On Sunday, United Airlines dragged - literally dragged - a man off of a plane in Chicago, because he refused to give up his seat to an airline employee commuting for work the next day.
Airlines are allowed to "deny boarding" for any reason - including wanting to put someone else in the seat. The passenger had already boarded. (Can you deny boarding to someone who has already boarded?)
Federal regulations require passengers to follow all instructions from crew. I get this, it is aimed at assuring that the flight is safe. They can order you to sit down, buckle your seat-belt, to quit talking and listen to the instructions on how to buckle your seat belt (I was screamed at for telling jokes with the person next to me one day) or not start a fire in the isle to cook lunch (don't laugh, there was a plane crash caused by this once.) If you are drunk, or stoned, or angry, or belligerent, or sick - physically or mentally and the crew fears that you might endanger the safety of the flight, they can order you off the airplane. I understand.
United Airlines picked a fight with this man, and now they are in essence claiming self defense. This man was only angry, because he didn't want to surrender his seat. He was seated, seat belt buckled, ready to go home. He was no threat to the safety of the airplane flight. He simply wanted to go home.
United Airlines response that the incident was "This is an upsetting event to all of us here at United. "I apologize for having to re-accommodate these customers." This morning there is a leaked memo to staff, saying airline personnel did nothing wrong. The CEOs comments are focused on the company and the staff, completely overlooking the paying customer. They need to hire me to teach them the essential elements of an apology, (acknowledge you were wrong, take ownership of the issue, say you are sorry, offer assurances that you are taking steps to prevent this from happening again.)
United Airlines does not get it, they don't understand the outrage that the battery on this paying customer has precipitated. If staff were following procedures and policies, the policies and procedures need to be reexamined.
The airlines argue that they overbook flights because an empty seat is lost revenue - in this day and age this is a flawed argument. The VAST majority of airline passengers are traveling on non-refundable tickets. Meaning that if I miss the flight, or chose not to fly, the airline has been paid for that seat. If they resell it to another paying customer, they get paid for it twice, if the seat flies empty - but PAID for- the airline makes an extra couple of dollars by burning less fuel as the plane will be lighter and weight equals fuel burn. If I miss the flight because the airline failed to get me to my connection on-time - it is the airlines loss - in addition to my loss of time - that I am not compensated for. It is time for Congress to tell the airlines to stop overselling seats - or to be forced to refund the airfare to paying customers who cancel a trip and the airline sells the seat to another customer (in the Uniform Commercial Code this is known as the sellers obligation to cover the lost sale.)

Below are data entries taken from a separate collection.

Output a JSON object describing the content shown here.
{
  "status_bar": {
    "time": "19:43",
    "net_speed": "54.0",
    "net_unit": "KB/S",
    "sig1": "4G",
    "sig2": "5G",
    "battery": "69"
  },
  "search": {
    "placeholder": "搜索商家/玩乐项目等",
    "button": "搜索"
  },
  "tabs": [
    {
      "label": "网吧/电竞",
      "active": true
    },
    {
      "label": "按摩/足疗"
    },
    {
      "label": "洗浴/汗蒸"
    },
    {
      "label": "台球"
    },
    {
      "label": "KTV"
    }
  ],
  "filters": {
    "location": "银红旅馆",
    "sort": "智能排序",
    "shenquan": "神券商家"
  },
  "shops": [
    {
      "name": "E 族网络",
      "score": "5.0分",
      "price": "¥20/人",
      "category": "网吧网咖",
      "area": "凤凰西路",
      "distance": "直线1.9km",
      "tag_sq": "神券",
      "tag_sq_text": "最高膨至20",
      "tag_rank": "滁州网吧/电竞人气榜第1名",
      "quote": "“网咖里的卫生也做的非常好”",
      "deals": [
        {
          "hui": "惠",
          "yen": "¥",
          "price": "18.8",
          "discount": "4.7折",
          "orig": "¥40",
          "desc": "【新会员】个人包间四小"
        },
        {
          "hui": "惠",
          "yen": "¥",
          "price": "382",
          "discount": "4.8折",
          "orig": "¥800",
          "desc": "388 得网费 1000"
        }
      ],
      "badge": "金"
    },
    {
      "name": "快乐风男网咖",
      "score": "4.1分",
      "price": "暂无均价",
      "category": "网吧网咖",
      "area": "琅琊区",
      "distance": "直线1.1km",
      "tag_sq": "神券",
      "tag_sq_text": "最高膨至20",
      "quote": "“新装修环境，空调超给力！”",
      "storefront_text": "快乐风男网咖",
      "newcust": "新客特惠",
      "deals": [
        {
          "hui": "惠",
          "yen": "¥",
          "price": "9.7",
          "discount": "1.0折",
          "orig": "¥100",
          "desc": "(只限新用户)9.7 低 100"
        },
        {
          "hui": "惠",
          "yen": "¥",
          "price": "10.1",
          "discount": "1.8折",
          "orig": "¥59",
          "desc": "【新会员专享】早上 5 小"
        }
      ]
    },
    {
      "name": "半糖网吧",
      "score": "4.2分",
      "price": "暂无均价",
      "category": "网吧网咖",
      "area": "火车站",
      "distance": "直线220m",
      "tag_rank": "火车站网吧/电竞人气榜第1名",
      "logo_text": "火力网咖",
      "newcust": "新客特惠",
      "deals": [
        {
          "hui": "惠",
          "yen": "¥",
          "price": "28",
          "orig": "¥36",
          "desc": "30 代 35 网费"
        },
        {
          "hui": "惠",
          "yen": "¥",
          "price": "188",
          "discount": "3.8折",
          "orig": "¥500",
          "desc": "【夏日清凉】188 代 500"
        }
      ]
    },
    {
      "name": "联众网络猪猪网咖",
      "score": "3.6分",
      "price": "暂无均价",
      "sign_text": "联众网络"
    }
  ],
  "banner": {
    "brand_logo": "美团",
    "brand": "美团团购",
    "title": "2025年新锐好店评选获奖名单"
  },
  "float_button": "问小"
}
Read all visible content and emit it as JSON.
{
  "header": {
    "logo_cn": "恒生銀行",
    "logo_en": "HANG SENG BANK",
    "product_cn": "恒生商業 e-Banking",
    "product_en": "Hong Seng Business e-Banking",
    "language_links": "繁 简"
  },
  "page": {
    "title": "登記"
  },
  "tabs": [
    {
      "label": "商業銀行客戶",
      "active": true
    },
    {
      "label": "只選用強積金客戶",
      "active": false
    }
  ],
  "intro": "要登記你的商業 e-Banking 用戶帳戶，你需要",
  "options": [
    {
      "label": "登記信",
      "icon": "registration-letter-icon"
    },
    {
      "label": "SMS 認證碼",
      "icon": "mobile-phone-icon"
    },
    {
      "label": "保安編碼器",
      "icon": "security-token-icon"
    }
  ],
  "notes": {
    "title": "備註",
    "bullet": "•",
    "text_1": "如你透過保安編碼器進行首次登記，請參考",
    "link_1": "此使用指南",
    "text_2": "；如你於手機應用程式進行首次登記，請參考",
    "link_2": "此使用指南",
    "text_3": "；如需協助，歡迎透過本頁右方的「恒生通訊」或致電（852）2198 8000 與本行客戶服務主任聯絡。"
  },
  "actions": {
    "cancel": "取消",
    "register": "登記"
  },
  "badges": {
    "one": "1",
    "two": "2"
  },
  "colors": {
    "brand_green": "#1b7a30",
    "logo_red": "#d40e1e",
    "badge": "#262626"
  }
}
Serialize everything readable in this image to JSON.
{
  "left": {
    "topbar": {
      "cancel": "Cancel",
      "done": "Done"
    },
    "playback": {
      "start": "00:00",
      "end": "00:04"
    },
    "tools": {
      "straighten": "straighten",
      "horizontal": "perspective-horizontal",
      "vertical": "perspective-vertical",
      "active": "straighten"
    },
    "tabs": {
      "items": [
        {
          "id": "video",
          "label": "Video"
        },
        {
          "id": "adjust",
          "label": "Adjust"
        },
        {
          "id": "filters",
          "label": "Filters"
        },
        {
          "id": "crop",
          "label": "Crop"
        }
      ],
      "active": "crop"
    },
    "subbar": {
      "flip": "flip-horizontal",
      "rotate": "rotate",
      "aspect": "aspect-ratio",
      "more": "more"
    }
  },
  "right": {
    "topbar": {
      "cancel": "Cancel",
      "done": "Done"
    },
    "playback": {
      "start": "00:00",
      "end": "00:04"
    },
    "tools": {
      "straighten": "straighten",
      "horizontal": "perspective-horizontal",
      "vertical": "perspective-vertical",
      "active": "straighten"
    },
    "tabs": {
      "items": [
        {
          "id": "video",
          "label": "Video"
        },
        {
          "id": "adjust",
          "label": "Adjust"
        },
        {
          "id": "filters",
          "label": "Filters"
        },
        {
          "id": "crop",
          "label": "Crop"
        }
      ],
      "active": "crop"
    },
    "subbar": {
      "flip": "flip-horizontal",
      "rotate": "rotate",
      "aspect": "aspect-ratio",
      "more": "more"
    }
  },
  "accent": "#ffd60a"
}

Over the past decade, the number of seats available has shrunk, fewer planes are flying, smaller planes are flying, planes are full - most of the time. So when something happens, there is very little elasticity in supply, there is very little surplus supply. When United needed to get four crew members to Louisville to fly out the next day - they didn't have a seat to put them in. The same issue the four "re-accommodated" passengers would face, of no more seats today, likely few open seats tomorrow. It took Delta a week to recover from bad storms cancelling all flights in and out their Atlanta hub for several hours last week. In all Delta cancelled over 3,000 flights, that is about half-a-million passengers looking for open seats on flights that are already full, if not oversold. A disaster if you really need to get someplace.
Would you buy a ticket on United Airlines this morning?